Le Château des ruisseaux ***
Par Frédéric Poincelet et Vincent Bernière. Dupuis/Aire libre, 15,50 €, le 6 janvier 2011.
Le château en question est un établissement arboré qui accueille les toxicomanes. Ceux qui n’en peuvent plus, ceux dont la peur d’y rester à la prochaine overdose est plus forte que l’envie d’aller se faire un shoot dans une sanisette de Barbès. Ceux qui ont tenté d’en finir, ceux dont la famille lutte pour qu’ils ne crèvent pas seuls la tête dans leur vomi. Le château les accueille, leur interdit toute substance, y compris les substituts, et prône l’ouverture au groupe et la prise de parole. Mais avec quel espoir?

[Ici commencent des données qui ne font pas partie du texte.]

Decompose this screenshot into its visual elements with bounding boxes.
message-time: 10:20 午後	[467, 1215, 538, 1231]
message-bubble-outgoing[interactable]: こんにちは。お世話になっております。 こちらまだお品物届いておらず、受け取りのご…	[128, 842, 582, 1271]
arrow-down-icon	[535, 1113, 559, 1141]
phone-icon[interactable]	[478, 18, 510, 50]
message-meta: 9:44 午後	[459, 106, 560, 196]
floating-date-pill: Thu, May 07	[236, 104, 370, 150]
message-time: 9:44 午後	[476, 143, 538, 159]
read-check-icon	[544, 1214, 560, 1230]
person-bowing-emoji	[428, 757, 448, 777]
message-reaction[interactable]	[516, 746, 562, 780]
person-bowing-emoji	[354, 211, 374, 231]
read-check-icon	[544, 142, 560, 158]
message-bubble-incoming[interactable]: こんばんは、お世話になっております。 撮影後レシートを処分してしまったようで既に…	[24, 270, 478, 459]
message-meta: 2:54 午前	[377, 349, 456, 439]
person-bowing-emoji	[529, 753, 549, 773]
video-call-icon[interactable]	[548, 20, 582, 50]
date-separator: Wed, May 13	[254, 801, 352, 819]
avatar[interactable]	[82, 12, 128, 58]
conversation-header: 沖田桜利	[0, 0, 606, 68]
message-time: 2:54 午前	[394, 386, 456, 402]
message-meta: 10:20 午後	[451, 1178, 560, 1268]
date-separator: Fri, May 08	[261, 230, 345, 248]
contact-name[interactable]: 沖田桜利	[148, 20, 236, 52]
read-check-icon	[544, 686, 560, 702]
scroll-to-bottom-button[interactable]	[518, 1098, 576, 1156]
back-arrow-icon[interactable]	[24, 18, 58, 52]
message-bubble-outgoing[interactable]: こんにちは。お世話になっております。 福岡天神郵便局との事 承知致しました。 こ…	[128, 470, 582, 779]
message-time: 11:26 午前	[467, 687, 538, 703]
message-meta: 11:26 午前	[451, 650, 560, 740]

Entre documentaire et autofiction, ce one-shot de Frédéric Poincelet (Mon bel amour, Essai de sentimentalisme) et Vincent Bernière (journaliste et éditeur chez Delcourt, responsable des labels Outsider et Erotix) dérange, fascine, émeut. Rarement on aura été aussi près de la parole de toxicomanes, de leurs peurs et de leurs espoirs, de leur angoisse perpétuelle de replonger et de leur regard d’enfant terrifié par le monde. Mais l’intelligence des auteurs est de ne jamais prendre le chemin du spectaculaire (la crise de manque, les prises de bec entre membres du groupe sont traitées sur un mode relativement calme…) et de vraiment emboîter le pas du concept de la thérapie mise en oeuvre au château : la parole d’abord, et l’importance d’aborder la vie au jour le jour, sans trop se projeter, pour ne pas flipper. Les dialogues sont ainsi habilement écrits et articulés, sonnent juste, expriment sobrement les sentiments les plus extrêmes. Et le dessin est à l’avenant: ultra-réaliste et d’une grande finesse, il met en valeur les visages, tendus ou grimaçants, sérieux ou moqueurs, en jouant sur une légère disproportion. Et fait judicieusement oublier au lecteur sa position extérieure, en s’affranchissant des cases et en collant au plus près des personnages, allant de l’un à l’autre dans un mouvement incessant mais imperceptible.
Calqué sur le parcours de vrais toxicos en cure, jamais Le Château des ruisseaux n’est moralisateur, accusateur, ni même angélique. Il montre, avec simplicité, des personnes qui, pour différentes raisons (souvent une rupture au moment de l’adolescence), ont touché le fond. Et qui tentent de donner un coup de talon pour remonter, avant de se noyer définitivement. On partage tout au long du volume cet espoir, qui demeure hélas mince, puisqu’on apprend à la fin que seule une petite minorité de ces âmes perdues s’en sortira vraiment. Un ouvrage rare et puissant, mais peut-être un peu court pour bien appréhender la difficulté du chemin.